Entertainment & Arts

David Dimbleby hits out at sexism and ageism in TV

David Dimbleby
Image caption David Dimbleby has chaired BBC One's Question Time since 1994

Veteran broadcaster David Dimbleby has criticised broadcasters for rarely employing older women in front of the camera.

In a Radio Times interview, the 74-year-old host of BBC One's Question Time said: "Why should age matter with women?

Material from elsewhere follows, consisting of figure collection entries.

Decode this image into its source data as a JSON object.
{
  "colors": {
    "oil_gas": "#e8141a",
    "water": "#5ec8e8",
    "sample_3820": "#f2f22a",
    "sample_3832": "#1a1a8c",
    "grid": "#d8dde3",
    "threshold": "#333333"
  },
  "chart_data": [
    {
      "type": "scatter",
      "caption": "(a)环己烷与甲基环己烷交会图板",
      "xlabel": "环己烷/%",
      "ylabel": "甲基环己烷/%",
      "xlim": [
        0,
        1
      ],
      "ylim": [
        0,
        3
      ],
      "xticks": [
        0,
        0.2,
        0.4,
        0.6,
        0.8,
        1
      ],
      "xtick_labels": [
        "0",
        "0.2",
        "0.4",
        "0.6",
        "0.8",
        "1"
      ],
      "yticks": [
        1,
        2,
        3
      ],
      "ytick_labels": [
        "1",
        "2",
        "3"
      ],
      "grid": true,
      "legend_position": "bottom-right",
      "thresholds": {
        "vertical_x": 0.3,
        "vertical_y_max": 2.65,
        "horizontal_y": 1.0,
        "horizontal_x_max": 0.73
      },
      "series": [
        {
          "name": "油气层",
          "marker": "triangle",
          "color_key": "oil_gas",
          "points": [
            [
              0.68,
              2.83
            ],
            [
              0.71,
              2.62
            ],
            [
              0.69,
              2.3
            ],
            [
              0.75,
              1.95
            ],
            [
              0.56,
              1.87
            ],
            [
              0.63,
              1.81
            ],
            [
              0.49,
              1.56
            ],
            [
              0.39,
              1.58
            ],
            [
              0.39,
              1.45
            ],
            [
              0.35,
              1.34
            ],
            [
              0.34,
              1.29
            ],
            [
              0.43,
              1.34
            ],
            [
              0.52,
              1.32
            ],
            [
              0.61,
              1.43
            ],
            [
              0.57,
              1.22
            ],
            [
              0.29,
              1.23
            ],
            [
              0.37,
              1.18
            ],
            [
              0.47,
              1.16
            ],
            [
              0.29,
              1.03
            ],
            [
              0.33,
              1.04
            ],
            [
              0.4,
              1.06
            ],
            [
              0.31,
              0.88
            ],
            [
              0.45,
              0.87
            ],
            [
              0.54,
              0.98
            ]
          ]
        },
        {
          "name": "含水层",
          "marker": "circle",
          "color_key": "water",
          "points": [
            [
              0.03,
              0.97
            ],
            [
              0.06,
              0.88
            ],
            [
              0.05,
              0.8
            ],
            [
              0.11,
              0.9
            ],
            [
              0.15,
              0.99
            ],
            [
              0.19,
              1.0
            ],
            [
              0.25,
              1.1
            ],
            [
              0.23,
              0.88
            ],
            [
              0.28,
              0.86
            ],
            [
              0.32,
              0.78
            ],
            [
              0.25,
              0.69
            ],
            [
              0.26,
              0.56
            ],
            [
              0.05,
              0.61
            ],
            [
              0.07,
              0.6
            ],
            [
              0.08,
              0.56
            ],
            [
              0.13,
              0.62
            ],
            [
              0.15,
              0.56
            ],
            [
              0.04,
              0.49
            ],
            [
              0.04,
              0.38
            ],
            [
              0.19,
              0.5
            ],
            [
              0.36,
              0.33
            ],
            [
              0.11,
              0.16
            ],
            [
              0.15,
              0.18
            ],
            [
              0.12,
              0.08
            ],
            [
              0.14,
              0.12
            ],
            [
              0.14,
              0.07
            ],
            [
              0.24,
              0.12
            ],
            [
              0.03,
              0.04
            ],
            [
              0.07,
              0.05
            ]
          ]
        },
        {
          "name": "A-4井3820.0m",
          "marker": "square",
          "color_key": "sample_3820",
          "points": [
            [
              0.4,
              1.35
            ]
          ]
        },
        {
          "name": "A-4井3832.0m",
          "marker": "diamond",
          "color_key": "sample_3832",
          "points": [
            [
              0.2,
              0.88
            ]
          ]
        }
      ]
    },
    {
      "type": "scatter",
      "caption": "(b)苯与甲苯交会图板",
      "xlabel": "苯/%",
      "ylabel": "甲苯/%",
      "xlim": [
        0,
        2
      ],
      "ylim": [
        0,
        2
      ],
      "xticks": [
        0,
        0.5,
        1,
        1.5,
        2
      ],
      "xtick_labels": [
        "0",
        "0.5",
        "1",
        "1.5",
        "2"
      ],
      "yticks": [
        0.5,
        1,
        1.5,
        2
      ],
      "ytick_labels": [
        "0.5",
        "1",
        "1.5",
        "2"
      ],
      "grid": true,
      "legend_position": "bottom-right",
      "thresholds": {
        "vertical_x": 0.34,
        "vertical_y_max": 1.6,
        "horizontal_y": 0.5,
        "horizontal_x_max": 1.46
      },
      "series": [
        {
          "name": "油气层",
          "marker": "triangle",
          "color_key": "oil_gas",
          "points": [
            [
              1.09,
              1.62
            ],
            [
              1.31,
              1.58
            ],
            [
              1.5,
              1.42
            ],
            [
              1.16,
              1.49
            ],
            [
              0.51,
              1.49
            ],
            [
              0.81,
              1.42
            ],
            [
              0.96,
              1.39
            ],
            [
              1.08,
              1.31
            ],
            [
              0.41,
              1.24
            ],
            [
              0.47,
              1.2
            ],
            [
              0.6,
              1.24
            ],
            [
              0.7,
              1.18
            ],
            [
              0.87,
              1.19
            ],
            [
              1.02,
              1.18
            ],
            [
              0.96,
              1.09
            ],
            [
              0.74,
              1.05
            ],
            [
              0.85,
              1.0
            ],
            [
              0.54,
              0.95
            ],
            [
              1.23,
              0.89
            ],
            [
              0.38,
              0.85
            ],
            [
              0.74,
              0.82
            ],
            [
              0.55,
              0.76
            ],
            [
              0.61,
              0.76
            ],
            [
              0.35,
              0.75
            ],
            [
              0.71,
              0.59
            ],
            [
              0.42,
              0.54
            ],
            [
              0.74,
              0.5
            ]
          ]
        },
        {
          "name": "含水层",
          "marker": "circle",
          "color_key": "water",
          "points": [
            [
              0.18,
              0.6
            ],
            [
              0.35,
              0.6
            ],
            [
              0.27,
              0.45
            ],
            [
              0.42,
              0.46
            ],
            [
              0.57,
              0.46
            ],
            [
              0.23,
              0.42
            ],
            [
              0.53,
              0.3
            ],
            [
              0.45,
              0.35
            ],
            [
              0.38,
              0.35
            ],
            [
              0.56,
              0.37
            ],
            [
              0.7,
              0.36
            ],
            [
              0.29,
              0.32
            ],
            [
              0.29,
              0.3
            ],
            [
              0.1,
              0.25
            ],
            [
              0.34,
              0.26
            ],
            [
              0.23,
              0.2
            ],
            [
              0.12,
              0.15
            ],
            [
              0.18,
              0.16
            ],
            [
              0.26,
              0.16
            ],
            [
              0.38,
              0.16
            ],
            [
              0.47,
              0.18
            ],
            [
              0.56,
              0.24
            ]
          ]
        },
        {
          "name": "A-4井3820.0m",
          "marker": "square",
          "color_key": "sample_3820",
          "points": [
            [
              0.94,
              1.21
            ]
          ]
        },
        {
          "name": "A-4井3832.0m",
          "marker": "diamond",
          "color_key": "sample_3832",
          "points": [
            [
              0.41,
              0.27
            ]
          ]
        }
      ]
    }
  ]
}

Women mature elegantly and better than men, very often.

"I don't think age should be a factor for women appearing on TV.

"I agree that it is demeaning to women and... it's a crazy loss of talent."

In 2011, former BBC newsreader Anna Ford described Dimbleby as a "charming dinosaur".

Ford, who left the BBC in 2006, said: "I wonder how these charming dinosaurs such as Mr Dimbleby and [BBC world affairs editor] John Simpson continue to procure contracts with the BBC, when, however hard I look, I fail to see any woman of the same age, the same intelligence and the same rather baggy looks."

Dimbleby - who has been the BBC's main presenter of election coverage since 1979 - said the problem was due to the pressures to get big audiences.

"There is a section among television executives who are always being hammered - quite wrongly in my view - to get the biggest possible audience, and they are told attractive young women will bring in a bigger audience than less attractive, older women - to say nothing of less attractive older men, like me.

"That's the way the TV - not just the BBC - industry works. And I think it's wrong," he added.

Former Countryfile presenter Miriam O'Reilly won an age discrimination case against the BBC in 2011 after she was dropped from the rural affairs show when it moved to a primetime Sunday evening slot in 2009.

Other TV figures including Dame Joan Bakewell and Selina Scott have also spoken out against broadcasters on the same issue.